Because line height is applied to the inline formatting context, it interacts closely with the element’s font metrics: the font’s ascender, descender and internal leading determine how that vertical space is distributed around glyphs. That means changes to the element’s font-size will affect how a given line height feels visually, and designers often tune both together to achieve a consistent baseline grid and comfortable reading measure.
In layout terms, line-height affects more than just multi-line paragraphs. It determines the height of line boxes created for inline content, so it can change the computed height of containing elements, influence vertical alignment of adjacent inline or replaced elements, and affect how neighboring elements flow. This is why controlling line height is important when you want predictable vertical centering or when mixing inline-level elements with different typographic sizes - it works in concert with properties such as vertical-align and display to define how inline content aligns and stacks.
Practically, thoughtful use of line-height improves readability, supports a consistent vertical rhythm across components, and can reduce layout surprises when text scales or when different fonts are used. Because it can be inherited, setting a sensible base value at a container level helps maintain visual consistency across a page, while local overrides let you fine-tune headings, captions, and UI controls for balance and clarity.
Definition
- Initial value
- normal
- Applies to
- All elements
- Inherited
- Yes
- Computed value
- For <length> and <percentage> the absolute value; otherwise as specified
- Animatable
- Yes
- JavaScript syntax
- object.style.lineHeight
Interactive Demo
Syntax
line-height: normal | <number> | <length> | <percentage> | none
Values
- normalDepends on the user agent. Desktop browsers use a default value of roughly 1.2, depending on the element's font-family.
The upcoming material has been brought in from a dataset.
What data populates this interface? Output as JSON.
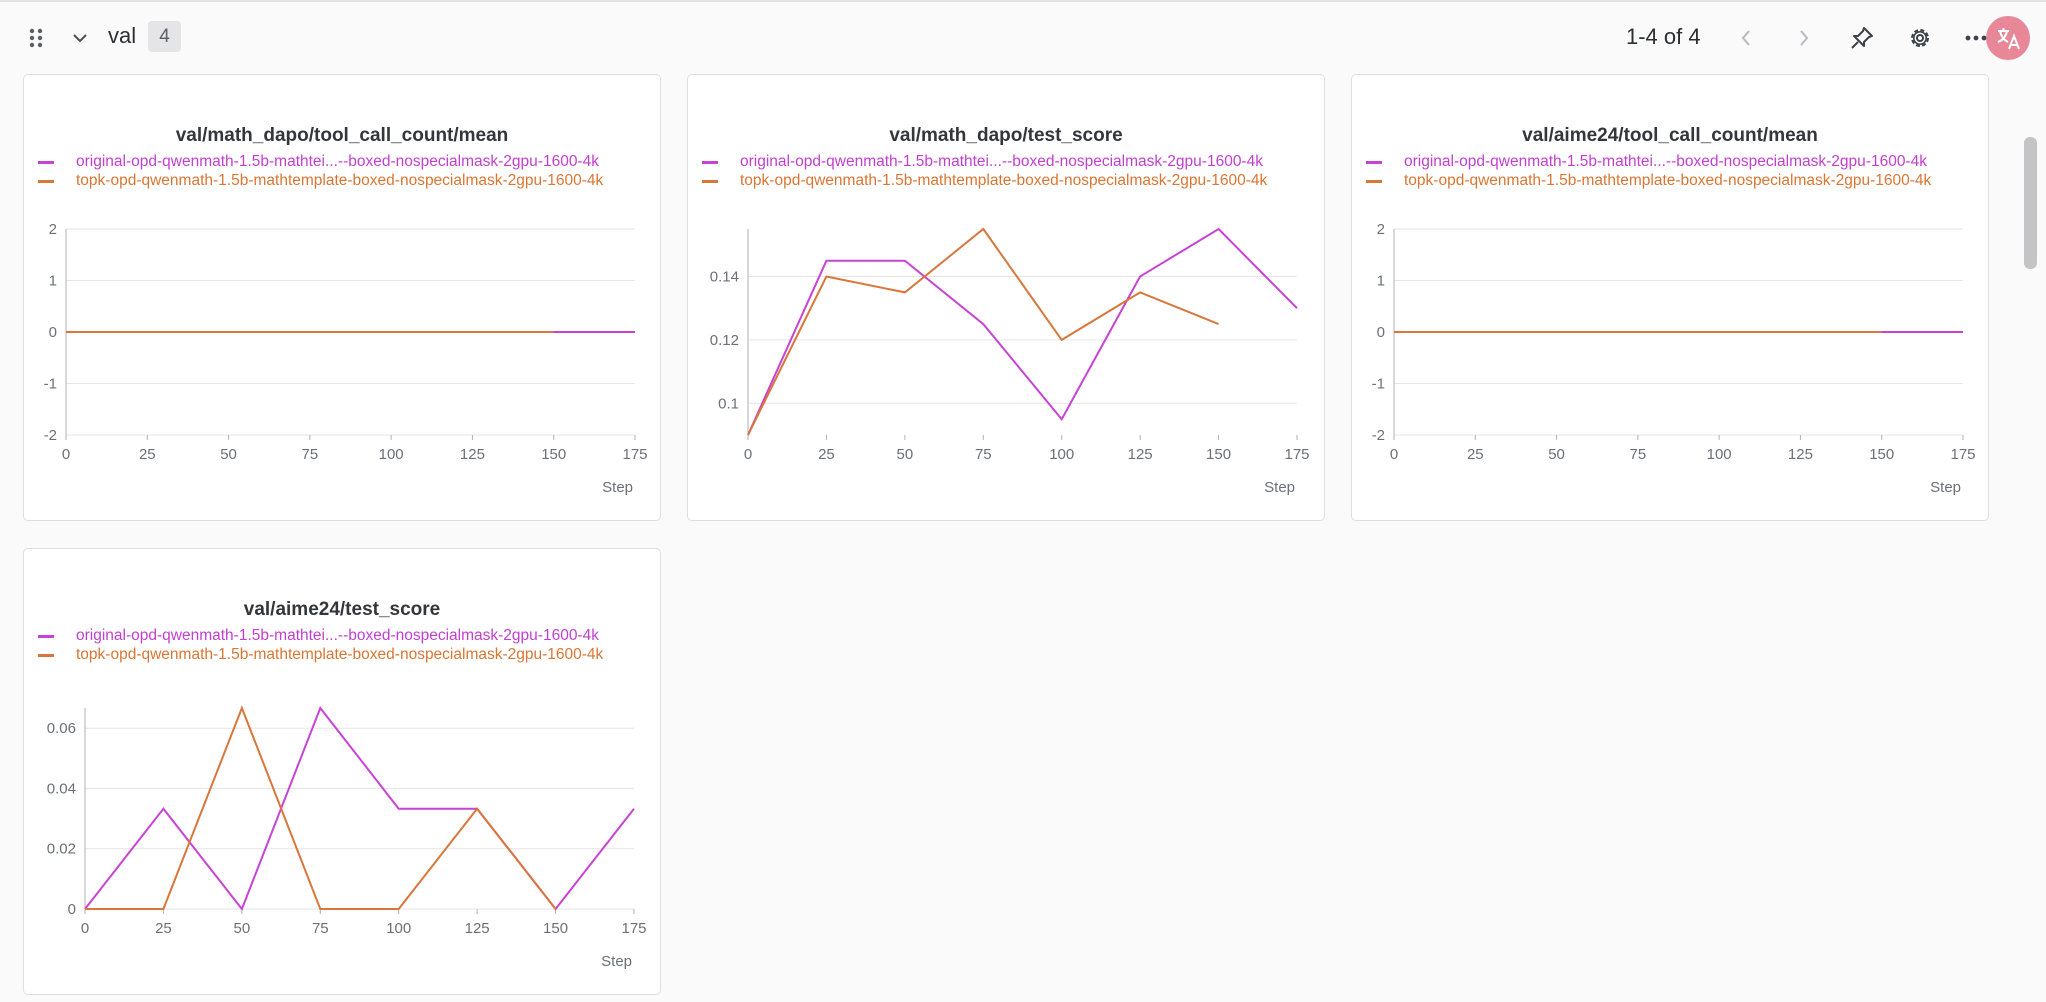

- <length>The box height is set to this length. Negative values are illegal. The length is the computed value.
- <number>The computed value of the property is this number multiplied by the element's font size. Negative values are illegal. However, the number, not the computed value, is inherited.
- <percentage>The computed value of the property is the percentage multiplied by the element's computed font size. Negative values are illegal.
- inherit
Example
Browser Support
The following information will show you the current browser support for the CSS line-height property. Hover over a browser icon to see the version that first introduced support for this CSS property.
This property is supported by all modern browsers.